The Web3 security landscape has recently ushered in an innovative feature— the ability for projects to deposit their bounty funds into a secure smart contract known as “Safe.” This groundbreaking development not only verifies the availability of these funds but also adds a layer of transparency to the process.
Blockchain security trailblazer, Immunefi, made waves with its latest on-chain solution for bug bounties, as announced on September 26th. Aptly named “Vaults,” this system empowers Web3 developers to securely hold and distribute bug bounties to ethical hackers directly from an on-chain address.
Immunefi is confident that this novel approach will allow projects to demonstrate their commitment to white hat hackers, ensuring they have set aside sufficient resources to reward top-tier bug reports. This proactive stance aims to uncover critical vulnerabilities before malicious actors can exploit them.
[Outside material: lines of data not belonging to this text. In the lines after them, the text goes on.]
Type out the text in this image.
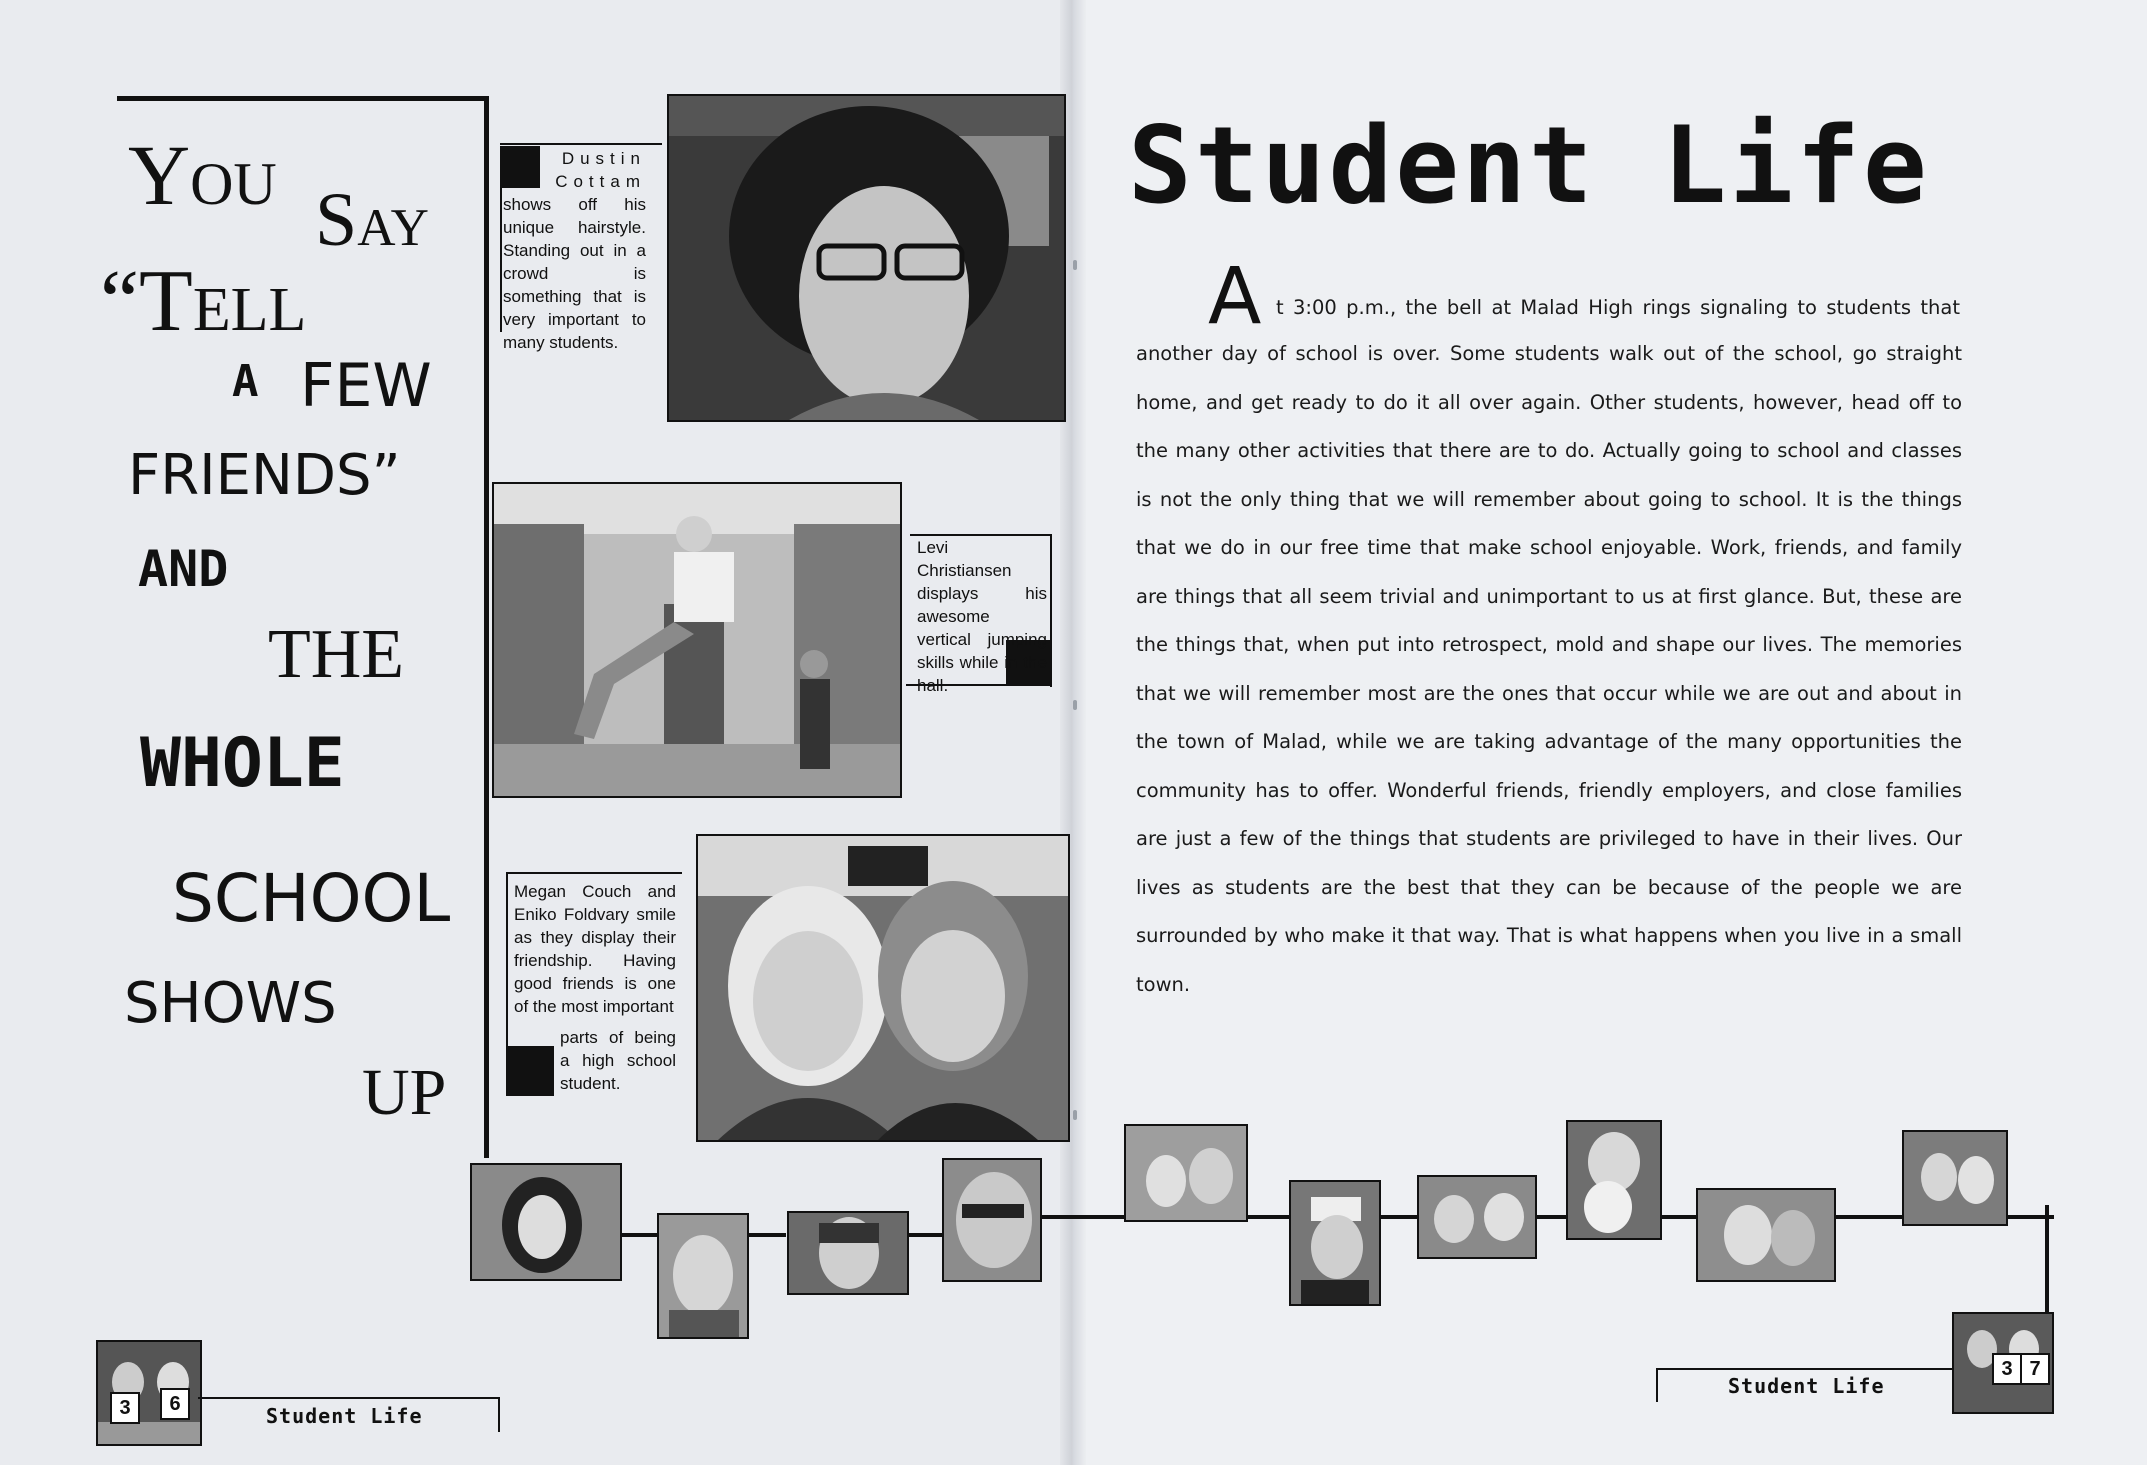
You Say
“Tell
A FEW
FRIENDS”
AND
THE
WHOLE
SCHOOL
SHOWS
UP
Dustin
Cottam
shows off his unique hairstyle. Standing out in a crowd is something that is very important to many students.
Levi Christiansen displays his awesome vertical jumping skills while in the hall.
Megan Couch and Eniko Foldvary smile as they display their friendship. Having good friends is one of the most important
parts of being a high school student.
Student Life
A t 3:00 p.m., the bell at Malad High rings signaling to students that
another day of school is over. Some students walk out of the school, go straight home, and get ready to do it all over again. Other students, however, head off to the many other activities that there are to do. Actually going to school and classes is not the only thing that we will remember about going to school. It is the things that we do in our free time that make school enjoyable. Work, friends, and family are things that all seem trivial and unimportant to us at first glance. But, these are the things that, when put into retrospect, mold and shape our lives. The memories that we will remember most are the ones that occur while we are out and about in the town of Malad, while we are taking advantage of the many opportunities the community has to offer. Wonderful friends, friendly employers, and close families are just a few of the things that students are privileged to have in their lives. Our lives as students are the best that they can be because of the people we are surrounded by who make it that way. That is what happens when you live in a small town.
3	6	Student Life
3 7
Student Life
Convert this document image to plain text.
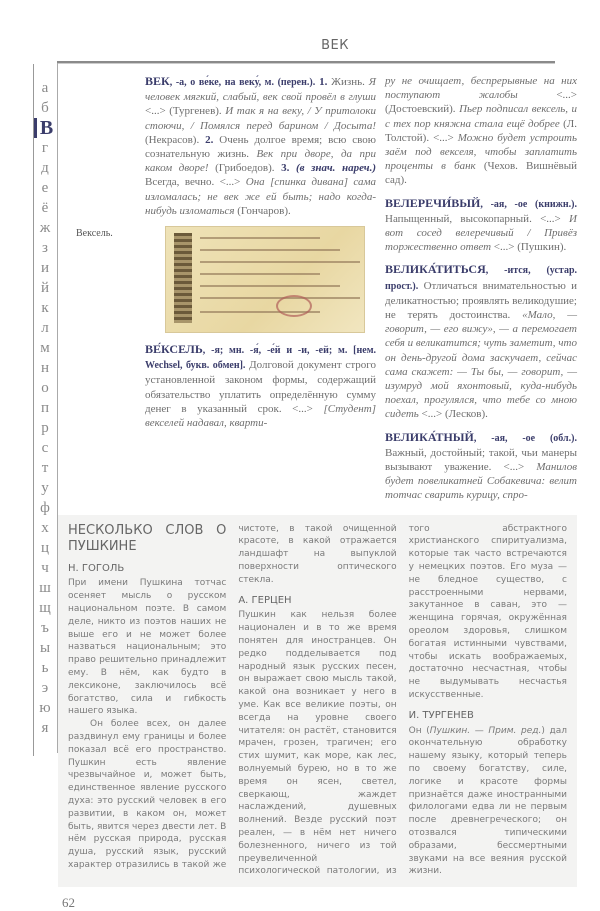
ВЕК
а
б
В
г
д
е
ё
ж
з
и
й
к
л
м
н
о
п
р
с
т
у
ф
х
ц
ч
ш
щ
ъ
ы
ь
э
ю
я

ВЕК, -а, о ве́ке, на веку́, м. (перен.). 1. Жизнь. Я человек мягкий, слабый, век свой провёл в глуши <...> (Тургенев). И так я на веку, / У притолоки стоючи, / Помялся перед барином / Досыта! (Некрасов). 2. Очень долгое время; всю свою сознательную жизнь. Век при дворе, да при каком дворе! (Грибоедов). 3. (в знач. нареч.) Всегда, вечно. <...> Она [спинка дивана] сама изломалась; не век же ей быть; надо когда-нибудь изломаться (Гончаров).

Вексель.

ВЕ́КСЕЛЬ, -я; мн. -я́, -е́й и -и, -ей; м. [нем. Wechsel, букв. обмен]. Долговой документ строго установленной законом формы, содержащий обязательство уплатить определённую сумму денег в указанный срок. <...> [Студент] векселей надавал, кварти-

ру не очищает, беспрерывные на них поступают жалобы <...> (Достоевский). Пьер подписал вексель, и с тех пор княжна стала ещё добрее (Л. Толстой). <...> Можно будет устроить заём под векселя, чтобы заплатить проценты в банк (Чехов. Вишнёвый сад).

ВЕЛЕРЕЧИ́ВЫЙ, -ая, -ое (книжн.). Напыщенный, высокопарный. <...> И вот сосед велеречивый / Привёз торжественно ответ <...> (Пушкин).

ВЕЛИКА́ТИТЬСЯ, -ится, (устар. прост.). Отличаться внимательностью и деликатностью; проявлять великодушие; не терять достоинства. «Мало, — говорит, — его вижу», — а перемогает себя и великатится; чуть заметит, что он день-другой дома заскучает, сейчас сама скажет: — Ты бы, — говорит, — изумруд мой яхонтовый, куда-нибудь поехал, прогулялся, что тебе со мною сидеть <...> (Лесков).

ВЕЛИКА́ТНЫЙ, -ая, -ое (обл.). Важный, достойный; такой, чьи манеры вызывают уважение. <...> Манилов будет повеликатней Собакевича: велит тотчас сварить курицу, спро-

НЕСКОЛЬКО СЛОВ О ПУШКИНЕ
Н. ГОГОЛЬ

При имени Пушкина тотчас осеняет мысль о русском национальном поэте. В самом деле, никто из поэтов наших не выше его и не может более назваться национальным; это право решительно принадлежит ему. В нём, как будто в лексиконе, заключилось всё богатство, сила и гибкость нашего языка.

Он более всех, он далее раздвинул ему границы и более показал всё его пространство. Пушкин есть явление чрезвычайное и, может быть, единственное явление русского духа: это русский человек в его развитии, в каком он, может быть, явится через двести лет. В нём русская природа, русская душа, русский язык, русский характер отразились в такой же чистоте, в такой очищенной красоте, в какой отражается ландшафт на выпуклой поверхности оптического стекла.

А. ГЕРЦЕН

Пушкин как нельзя более национален и в то же время понятен для иностранцев. Он редко подделывается под народный язык русских песен, он выражает свою мысль такой, какой она возникает у него в уме. Как все великие поэты, он всегда на уровне своего читателя: он растёт, становится мрачен, грозен, трагичен; его стих шумит, как море, как лес, волнуемый бурею, но в то же время он ясен, светел, сверкающ, жаждет наслаждений, душевных волнений. Везде русский поэт реален, — в нём нет ничего болезненного, ничего из той преувеличенной психологической патологии, из того абстрактного христианского спиритуализма, которые так часто встречаются у немецких поэтов. Его муза — не бледное существо, с расстроенными нервами, закутанное в саван, это — женщина горячая, окружённая ореолом здоровья, слишком богатая истинными чувствами, чтобы искать воображаемых, достаточно несчастная, чтобы не выдумывать несчастья искусственные.

И. ТУРГЕНЕВ

Он (Пушкин. — Прим. ред.) дал окончательную обработку нашему языку, который теперь по своему богатству, силе, логике и красоте формы признаётся даже иностранными филологами едва ли не первым после древнегреческого; он отозвался типическими образами, бессмертными звуками на все веяния русской жизни.

62
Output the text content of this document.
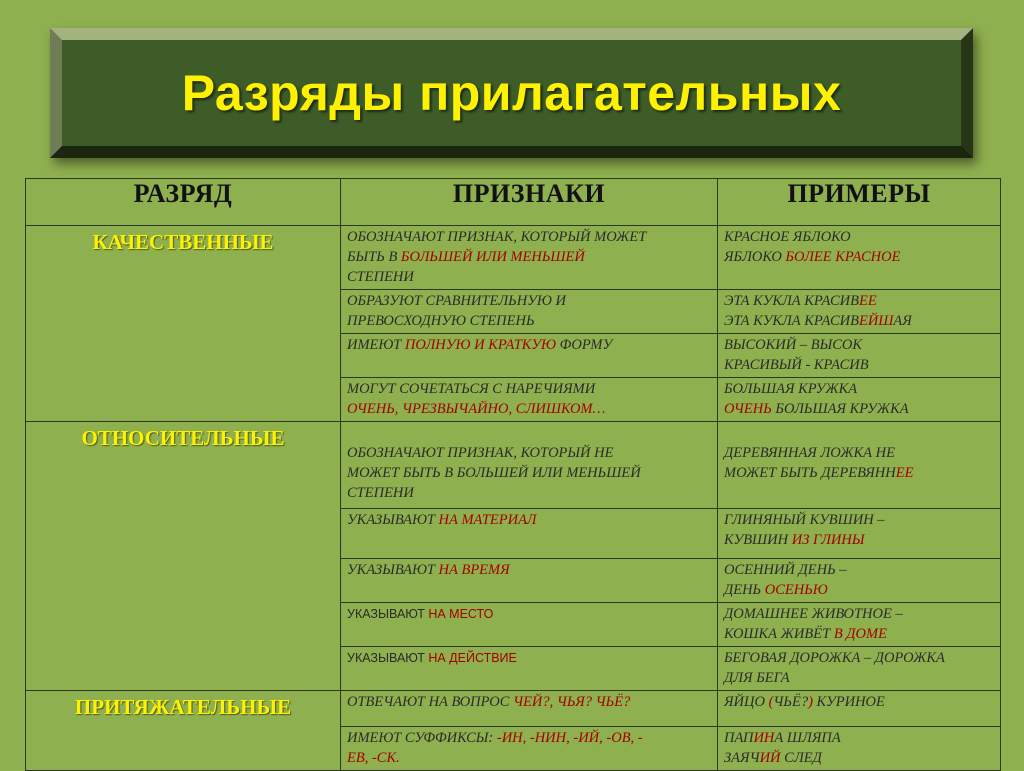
Разряды прилагательных
РАЗРЯД	ПРИЗНАКИ	ПРИМЕРЫ
КАЧЕСТВЕННЫЕ	ОБОЗНАЧАЮТ ПРИЗНАК, КОТОРЫЙ МОЖЕТ
БЫТЬ В БОЛЬШЕЙ ИЛИ МЕНЬШЕЙ
СТЕПЕНИ	КРАСНОЕ ЯБЛОКО
ЯБЛОКО БОЛЕЕ КРАСНОЕ

	ОБРАЗУЮТ СРАВНИТЕЛЬНУЮ И
ПРЕВОСХОДНУЮ СТЕПЕНЬ	ЭТА КУКЛА КРАСИВЕЕ
ЭТА КУКЛА КРАСИВЕЙШАЯ

	ИМЕЮТ ПОЛНУЮ И КРАТКУЮ ФОРМУ	ВЫСОКИЙ – ВЫСОК
КРАСИВЫЙ - КРАСИВ

	МОГУТ СОЧЕТАТЬСЯ С НАРЕЧИЯМИ
ОЧЕНЬ, ЧРЕЗВЫЧАЙНО, СЛИШКОМ…	БОЛЬШАЯ КРУЖКА
ОЧЕНЬ БОЛЬШАЯ КРУЖКА

ОТНОСИТЕЛЬНЫЕ	ОБОЗНАЧАЮТ ПРИЗНАК, КОТОРЫЙ НЕ
МОЖЕТ БЫТЬ В БОЛЬШЕЙ ИЛИ МЕНЬШЕЙ
СТЕПЕНИ	ДЕРЕВЯННАЯ ЛОЖКА НЕ
МОЖЕТ БЫТЬ ДЕРЕВЯННЕЕ

	УКАЗЫВАЮТ НА МАТЕРИАЛ	ГЛИНЯНЫЙ КУВШИН –
КУВШИН ИЗ ГЛИНЫ

	УКАЗЫВАЮТ НА ВРЕМЯ	ОСЕННИЙ ДЕНЬ –
ДЕНЬ ОСЕНЬЮ

	УКАЗЫВАЮТ НА МЕСТО	ДОМАШНЕЕ ЖИВОТНОЕ –
КОШКА ЖИВЁТ В ДОМЕ

	УКАЗЫВАЮТ НА ДЕЙСТВИЕ	БЕГОВАЯ ДОРОЖКА – ДОРОЖКА
ДЛЯ БЕГА

ПРИТЯЖАТЕЛЬНЫЕ	ОТВЕЧАЮТ НА ВОПРОС ЧЕЙ?, ЧЬЯ? ЧЬЁ?	ЯЙЦО (ЧЬЁ?) КУРИНОЕ

	ИМЕЮТ СУФФИКСЫ: -ИН, -НИН, -ИЙ, -ОВ, -
ЕВ, -СК.	ПАПИНА ШЛЯПА
ЗАЯЧИЙ СЛЕД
In the realm of software development, a common practice involves offering rewards, often referred to as “bug bounties,” to individuals who uncover vulnerabilities or exploits in their software. This serves as a proactive measure to identify and rectify weaknesses before they can be maliciously exploited. Those who submit bug reports in exchange for rewards, rather than exploiting the vulnerabilities themselves, are known as “white hat” hackers, while those with nefarious intentions are referred to as “black hat” hackers.
According to the announcement, Immunefi’s new system enables projects to securely deposit their bug bounty funds into a Safe multisig smart contract (previously known as a “Gnosis Safe”). This on-chain mechanism provides indisputable proof to white hat hackers that the funds are indeed available. Once a bug is reported and its authenticity confirmed, projects can effortlessly release the bounty to the hacker’s wallet.
The launch of Vaults witnessed Ethereum infrastructure provider, SSV, committing a substantial $1 million deposit to bolster their bug bounty program. Decentralized exchange, Ref Finance, operating on the Near network, has also embraced this pioneering system. Eridian, a contributor to SSV DAO, highlighted how on-chain bug bounties will enhance the security of the DAO’s validator services, stating:
“The Vaults System will not only bolster our relationship with researchers engaged in our bounty program but also fortify our protocol’s security. This mutual trust, built through dedicated funding and streamlined payment processes, is the cornerstone of our security efforts.”
As of December 2022, Immunefi proudly reported facilitating $66 million in bug bounty payouts since its inception. Furthermore, LayerZero recently initiated a $15 million bug bounty program through Immunefi on May 17th, reaffirming the platform’s commitment to cybersecurity.